This 1918 Lincoln cent graded MS-67 red by PCGS, with a green CAC sticker, brought a strong $14,100 at Stack’s Bowers’ March 2014 Baltimore Expo auction.
In 1918 more than 288 million Lincoln cents were struck at the Philadelphia Mint. In lower Mint State grades it remains a common coin, but like all copper coins nearly a century old with full Mint red color in nearly perfect grades, it’s a rarity in MS-67 red.
At Stack’s Bowers Galleries’ March 28 auction held during the Whitman Expo in Baltimore, a 1918 Lincoln cent graded MS-67 red by Professional Coin Grading Service and with a green Certified Acceptance Corp. sticker indicating quality within the grade sold for $14,100.

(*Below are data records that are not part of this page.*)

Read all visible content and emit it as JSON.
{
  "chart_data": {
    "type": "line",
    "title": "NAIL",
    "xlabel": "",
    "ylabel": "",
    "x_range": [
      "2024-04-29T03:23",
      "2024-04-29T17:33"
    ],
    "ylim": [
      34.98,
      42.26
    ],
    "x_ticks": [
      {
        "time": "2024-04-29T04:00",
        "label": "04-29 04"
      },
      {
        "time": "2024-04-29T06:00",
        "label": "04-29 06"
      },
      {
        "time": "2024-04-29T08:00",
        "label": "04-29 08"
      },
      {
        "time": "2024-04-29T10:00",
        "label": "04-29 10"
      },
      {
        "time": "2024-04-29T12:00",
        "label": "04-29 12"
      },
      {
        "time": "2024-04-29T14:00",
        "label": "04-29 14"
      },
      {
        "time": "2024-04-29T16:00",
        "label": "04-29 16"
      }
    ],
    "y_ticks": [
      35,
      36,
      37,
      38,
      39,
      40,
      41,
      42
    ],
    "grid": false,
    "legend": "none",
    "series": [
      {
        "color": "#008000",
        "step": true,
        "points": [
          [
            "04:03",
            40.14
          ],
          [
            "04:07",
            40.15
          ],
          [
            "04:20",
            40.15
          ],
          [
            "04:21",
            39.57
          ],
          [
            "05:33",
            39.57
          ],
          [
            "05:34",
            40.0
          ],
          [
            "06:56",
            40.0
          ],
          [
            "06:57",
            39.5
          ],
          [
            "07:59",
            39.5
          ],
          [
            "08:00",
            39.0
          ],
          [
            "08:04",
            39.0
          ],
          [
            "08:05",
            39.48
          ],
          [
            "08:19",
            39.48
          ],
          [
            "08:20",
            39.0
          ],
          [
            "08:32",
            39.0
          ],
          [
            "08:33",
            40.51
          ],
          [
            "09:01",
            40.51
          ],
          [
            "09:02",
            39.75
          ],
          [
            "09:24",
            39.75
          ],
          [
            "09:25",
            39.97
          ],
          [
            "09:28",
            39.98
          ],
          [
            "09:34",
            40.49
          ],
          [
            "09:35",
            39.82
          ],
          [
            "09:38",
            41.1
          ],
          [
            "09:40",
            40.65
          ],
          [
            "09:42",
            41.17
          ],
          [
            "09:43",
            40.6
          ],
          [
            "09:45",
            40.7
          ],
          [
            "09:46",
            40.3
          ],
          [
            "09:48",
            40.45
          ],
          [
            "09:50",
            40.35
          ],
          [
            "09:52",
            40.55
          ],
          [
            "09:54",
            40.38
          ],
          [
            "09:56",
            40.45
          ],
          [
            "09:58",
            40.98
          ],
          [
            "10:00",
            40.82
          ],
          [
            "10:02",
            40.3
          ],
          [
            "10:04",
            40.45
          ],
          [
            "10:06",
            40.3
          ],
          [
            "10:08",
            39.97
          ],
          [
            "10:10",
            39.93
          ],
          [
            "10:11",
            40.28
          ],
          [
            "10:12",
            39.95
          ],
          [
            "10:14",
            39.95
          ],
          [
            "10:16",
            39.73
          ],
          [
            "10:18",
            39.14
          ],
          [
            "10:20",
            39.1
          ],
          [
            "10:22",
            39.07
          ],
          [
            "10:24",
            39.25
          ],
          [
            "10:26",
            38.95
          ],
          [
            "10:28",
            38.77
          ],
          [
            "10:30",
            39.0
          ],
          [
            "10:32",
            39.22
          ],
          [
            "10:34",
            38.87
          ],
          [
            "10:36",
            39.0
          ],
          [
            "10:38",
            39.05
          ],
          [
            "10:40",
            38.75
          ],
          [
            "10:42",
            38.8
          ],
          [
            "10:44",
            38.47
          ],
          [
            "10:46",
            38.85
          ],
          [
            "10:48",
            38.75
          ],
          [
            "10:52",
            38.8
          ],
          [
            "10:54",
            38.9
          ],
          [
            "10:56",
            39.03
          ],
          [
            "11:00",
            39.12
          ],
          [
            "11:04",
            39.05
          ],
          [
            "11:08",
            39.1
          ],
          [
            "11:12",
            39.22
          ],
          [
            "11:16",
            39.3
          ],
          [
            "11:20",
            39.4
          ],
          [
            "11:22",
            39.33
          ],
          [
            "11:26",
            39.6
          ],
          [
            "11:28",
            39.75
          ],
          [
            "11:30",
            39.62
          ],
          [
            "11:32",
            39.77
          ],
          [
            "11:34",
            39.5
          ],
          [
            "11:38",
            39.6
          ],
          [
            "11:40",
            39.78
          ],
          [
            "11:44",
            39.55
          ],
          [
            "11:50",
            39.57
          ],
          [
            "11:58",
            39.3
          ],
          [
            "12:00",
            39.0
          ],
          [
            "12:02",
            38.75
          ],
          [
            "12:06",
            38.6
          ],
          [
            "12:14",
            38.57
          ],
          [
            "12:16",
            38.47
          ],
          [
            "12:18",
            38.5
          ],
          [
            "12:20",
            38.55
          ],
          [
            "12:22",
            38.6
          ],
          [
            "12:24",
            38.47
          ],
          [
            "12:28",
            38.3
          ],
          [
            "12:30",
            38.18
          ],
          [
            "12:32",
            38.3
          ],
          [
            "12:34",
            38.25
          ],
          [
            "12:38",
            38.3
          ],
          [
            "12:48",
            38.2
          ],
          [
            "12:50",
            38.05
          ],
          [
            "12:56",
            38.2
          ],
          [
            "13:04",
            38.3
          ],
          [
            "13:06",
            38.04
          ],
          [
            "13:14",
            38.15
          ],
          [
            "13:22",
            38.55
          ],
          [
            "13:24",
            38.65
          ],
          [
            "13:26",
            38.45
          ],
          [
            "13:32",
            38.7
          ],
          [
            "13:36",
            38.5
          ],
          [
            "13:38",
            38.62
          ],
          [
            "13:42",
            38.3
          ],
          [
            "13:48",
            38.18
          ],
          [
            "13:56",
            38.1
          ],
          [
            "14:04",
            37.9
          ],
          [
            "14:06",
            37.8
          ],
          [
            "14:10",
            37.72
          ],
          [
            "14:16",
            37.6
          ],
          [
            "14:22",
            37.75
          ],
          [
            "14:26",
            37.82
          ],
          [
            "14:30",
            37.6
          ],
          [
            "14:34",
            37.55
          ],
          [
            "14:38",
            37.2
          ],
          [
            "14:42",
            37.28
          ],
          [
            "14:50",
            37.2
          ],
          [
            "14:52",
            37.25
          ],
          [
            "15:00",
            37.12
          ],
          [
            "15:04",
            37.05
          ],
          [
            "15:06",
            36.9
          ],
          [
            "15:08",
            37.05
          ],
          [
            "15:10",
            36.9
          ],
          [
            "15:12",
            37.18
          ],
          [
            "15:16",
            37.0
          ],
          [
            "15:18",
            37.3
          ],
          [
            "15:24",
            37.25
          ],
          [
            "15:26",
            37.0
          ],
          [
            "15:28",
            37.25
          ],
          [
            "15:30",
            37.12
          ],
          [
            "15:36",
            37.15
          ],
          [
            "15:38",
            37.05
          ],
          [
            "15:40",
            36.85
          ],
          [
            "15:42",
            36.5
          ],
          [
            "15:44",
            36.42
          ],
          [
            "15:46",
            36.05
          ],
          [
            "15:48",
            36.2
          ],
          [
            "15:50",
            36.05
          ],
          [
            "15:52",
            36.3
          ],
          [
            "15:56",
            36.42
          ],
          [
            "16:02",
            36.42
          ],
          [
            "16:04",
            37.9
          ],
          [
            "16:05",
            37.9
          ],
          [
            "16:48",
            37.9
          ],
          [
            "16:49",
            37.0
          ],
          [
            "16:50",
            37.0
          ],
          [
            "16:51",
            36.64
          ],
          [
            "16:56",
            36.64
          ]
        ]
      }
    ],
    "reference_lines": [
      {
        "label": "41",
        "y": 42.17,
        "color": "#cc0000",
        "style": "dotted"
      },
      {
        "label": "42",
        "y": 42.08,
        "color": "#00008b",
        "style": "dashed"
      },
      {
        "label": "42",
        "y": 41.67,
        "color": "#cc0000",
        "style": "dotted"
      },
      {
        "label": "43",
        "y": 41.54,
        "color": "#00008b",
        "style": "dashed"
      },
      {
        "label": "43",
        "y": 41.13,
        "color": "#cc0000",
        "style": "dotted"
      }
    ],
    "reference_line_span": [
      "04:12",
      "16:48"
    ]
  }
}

The firm described it as “a splendid piece with razor sharp devices, silky smooth surfaces and vivid bright orange luster,” adding that it is a “truly gorgeous Lincoln cent that will make a world of difference in an advanced Lincoln cent Registry Set.”
Registry sets by grading services PCGS and Numismatic Guaranty Corp. are a primary reason why top-graded coins have soared in price in recent years as they have tapped into a competitive instinct for collectors to compete to create the best set.
In MS-66 red, the issue is still scarce but much more affordable. At a Feb. 27 Heritage auction a PCGS MS-66 red example brought $822.50.